Sonra beni aldı omuzlarına. Öyle titriyordum ki hemde zangır zangır. Dayımı düşünsenize ne durumda. Hem beni cesaretlendiriyor habire, hemde suda dengesini koruyor, belkide kimbilir ne endişeler içinde bu işi selametle nihayetlendirme aceleciliğindeydi. Suyun orta yeri en derin yeri. Alt zemin kaygan. Canım dayım dengesini korumak, düşmemek için ne eforlar sarf ediyordu. Zaten Allah korusun bir ayağı kaysa düşsek hiç sanmıyorum ki kurtulabilelim. Allah-uâlem.
Ve nihayet Elhamdülillah karşı kıyıya ulaştık. Dayım da müthiş rahatlama. Bir insanın dinlenmek için vücudunu
salıvermesi ancak bu kadar olurdu.
Bu kesin yani.
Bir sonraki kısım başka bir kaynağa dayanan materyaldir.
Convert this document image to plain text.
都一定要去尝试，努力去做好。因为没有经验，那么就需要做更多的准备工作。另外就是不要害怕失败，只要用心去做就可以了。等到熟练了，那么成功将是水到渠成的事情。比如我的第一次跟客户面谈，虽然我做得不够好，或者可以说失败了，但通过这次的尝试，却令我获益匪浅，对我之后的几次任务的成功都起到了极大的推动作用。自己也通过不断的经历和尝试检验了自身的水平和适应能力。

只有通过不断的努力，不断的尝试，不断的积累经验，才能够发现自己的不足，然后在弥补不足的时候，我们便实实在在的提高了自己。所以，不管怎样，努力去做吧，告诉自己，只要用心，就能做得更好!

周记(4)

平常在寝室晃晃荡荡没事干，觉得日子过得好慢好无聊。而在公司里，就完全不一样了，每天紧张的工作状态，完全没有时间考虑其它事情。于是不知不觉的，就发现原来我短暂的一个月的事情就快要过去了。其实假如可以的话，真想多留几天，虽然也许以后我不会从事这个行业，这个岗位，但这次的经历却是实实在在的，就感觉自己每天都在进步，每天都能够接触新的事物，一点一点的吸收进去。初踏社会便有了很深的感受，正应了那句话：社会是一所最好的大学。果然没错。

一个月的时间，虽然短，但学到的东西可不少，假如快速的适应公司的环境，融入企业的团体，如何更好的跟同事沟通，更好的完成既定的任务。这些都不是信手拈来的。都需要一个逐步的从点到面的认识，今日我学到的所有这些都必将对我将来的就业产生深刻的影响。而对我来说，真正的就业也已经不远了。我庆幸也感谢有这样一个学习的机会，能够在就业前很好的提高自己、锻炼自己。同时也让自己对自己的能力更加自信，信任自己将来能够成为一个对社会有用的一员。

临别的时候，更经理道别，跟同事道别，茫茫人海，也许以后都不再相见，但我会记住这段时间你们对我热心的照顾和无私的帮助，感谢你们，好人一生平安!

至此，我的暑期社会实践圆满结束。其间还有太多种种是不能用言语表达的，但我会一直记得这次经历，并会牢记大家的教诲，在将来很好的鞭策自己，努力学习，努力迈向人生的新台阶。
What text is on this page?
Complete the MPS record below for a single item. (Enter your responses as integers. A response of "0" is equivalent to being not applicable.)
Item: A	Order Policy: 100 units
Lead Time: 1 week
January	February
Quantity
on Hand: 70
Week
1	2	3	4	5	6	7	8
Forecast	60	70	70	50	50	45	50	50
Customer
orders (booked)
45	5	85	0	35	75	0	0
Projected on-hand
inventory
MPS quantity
Dayım karşıya geçer geçmez nasıl bir kendini toprağın üzerine bırakıverdi ki. Kim bilir ne dehşet duyguları yaşar haldeydi.
Belki on dakika önce iki canın can pazarı sorumluluğu ile dehşet bir streste iken şimdi onun tam zıddı yüz seksen derecelik rahatlama, emniyette olma duygularını yaşamak. Bütün bu olup bitenlere şahit olan ben bile anlatamıyorum ki.
İfade edebilmekten bile acizim onun yaşadıklarını anlatmaya.
Köye, tamamen hava kararmış bir ortamda vardık. Kıyafetler değiştirilip yemekler yendi. Herkesin hazır olduğu
esnada dayım; Şanise ablama (Dayımın hanımı) aynen şu şekilde sesleniverdi;
‘’Şanise, hele o İsmail Hakkının aldığı
ikramlardan getirin bakalım ki neler neler almış bir görelim.’’
Hey gidi günler hey. Halbuki benimle ne alakası vardı alınanların. Tamamını kendisi almış, anamın söylediği Zeki abinin bakkalının önünden bile geçmemişti. Allah ebeden razı olsun.
Bu inceliği beni nasıl rahatlatmış, nasılda ziyadesiyle çok mutlu etmişti.

Makamın Âl-i, Mekanin Firdevs olsun İnşaAllah Dayıcığım.